Excited? It gets better. Add an array of the best commercial solar panels into the mix and, depending on quantity and location, total independence from fossil fuel is possible. Of course you need the real estate in which to place those panels, and here we get back to the basic design.

How does this work in the real world? With our FPB 83, Wind Horse, we typically sit at anchor for three days before running the 8kW generator. Longer periods see us lighting off the genset every other day for two hours. We routinely cross oceans at 11 knots, burning an average of 26 liters per hour. Over the last 55,000 miles the average per mile cost of operation has been approximately one third less than our previous yacht, the 78 foot ketch, Beowulf.

The FPB 97, with its array of twenty 320 watt solar panels is generator independent at anchor, including an allowance for air conditioning the owner’s suite during the evening hours. The benefits of this approach are many: a quieter environment (for those aboard and their neighbors), more reliable, easily maintained systems, lowered costs, a substantially reduced carbon foot print, and long term sustainability should the traditional fuel supplies become disrupted.

There is no downside, and nothing magical or radical in the formula. It just takes a different mindset, starting at the beginning with efficient operation as the goal, and the willingness to spend a little extra on design, engineering, and construction. The payback is immediate in more pleasurable yachting.

As this is a review of the market, we felt we should comment about how the market will receive these new technologies and whether, if you choose to sail with green credentials, you will struggle to sell your yacht at the end of the cycle.
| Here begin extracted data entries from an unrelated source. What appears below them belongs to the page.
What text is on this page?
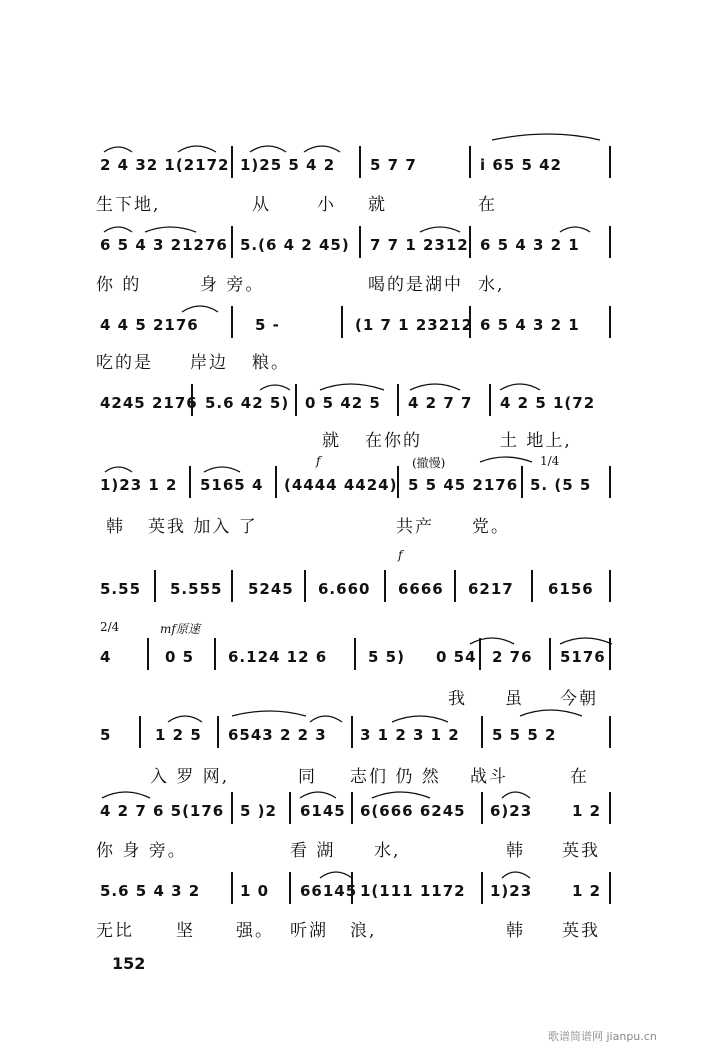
2 4 32 1(2172 1)25 5 4 2 5 7 7	i 65 5 42
生下地,	从	小 就	在
6 5 4 3 21276 5.(6 4 2 45) 7 7 1 2312 6 5 4 3 2 1
你 的	身 旁。	喝的是湖中 水,
4 4 5 2176	5 -	(1 7 1 23212 6 5 4 3 2 1
吃的是 岸边 粮。
4245 2176 5.6 42 5) 0 5 42 5 4 2 7 7 4 2 5 1(72
就 在你的	土 地上,
f	(撤慢)	1/4
1)23 1 2 5165 4 (4444 4424) 5 5 45 2176 5. (5 5
韩 英我 加入 了	共产 党。
f
5.55 5.555 5245 6.660 6666 6217 6156
2/4	mf原速
4	0 5 6.124 12 6	5 5) 0 54 2 76 5176
我 虽 今朝
5	1 2 5 6543 2 2 3 3 1 2 3 1 2 5 5 5 2
入 罗 网,	同 志们 仍 然 战斗	在
4 2 7 6 5(176 5 )2 6145 6(666 6245 6)23	1 2
你 身 旁。	看 湖 水,	韩 英我
5.6 5 4 3 2	1 0 66145 1(111 1172 1)23	1 2
无比 坚 强。 听湖 浪,	韩 英我
152
歌谱简谱网 jianpu.cn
We believe that green technologies are something that will develop over the next period and that they will become more main stream as time goes on. This is a big subject and we are seeing this with housing, cars and a legion of other products that we use in our everyday life. Those who are buying now are the pioneers and this may imply some risk. Therefore in opting for modern green technology of the type that we describe, it is important to ask a few key questions that are important not just for the residual value of the yacht but for your enjoyment of the yacht during your ownership:

  1. Do you like, understand and feel at ease with the technology and the way the yacht looks? If you do, the chances are that her next owner will buy into the concept too.
  2. Is the design, yard and developer of the technology well known, financially stable and do they have a good track record? A new-comer, without a known name and with no track record is unlikely to be favoured in the market place going forward.
  3. Is the technology likely to be superseded or hugely improved during your ownership of the yacht? This implies built in obsolescence of the worst sort; and is something to guard against.
  4. Is the technology practical and easy to use and durable? If so, the longevity follows naturally.

If you are happy that you have satisfactorily answered the above then you need to ask one further key question:

Is this genuine eco-yachting and does it seriously add to the efficiency and green credentials of your yacht? If the innovations are simply paying lip service to the concept then it really isn’t worth having. If you’re happy that the design does deliver, we suggest that you go for it and enjoy the ride.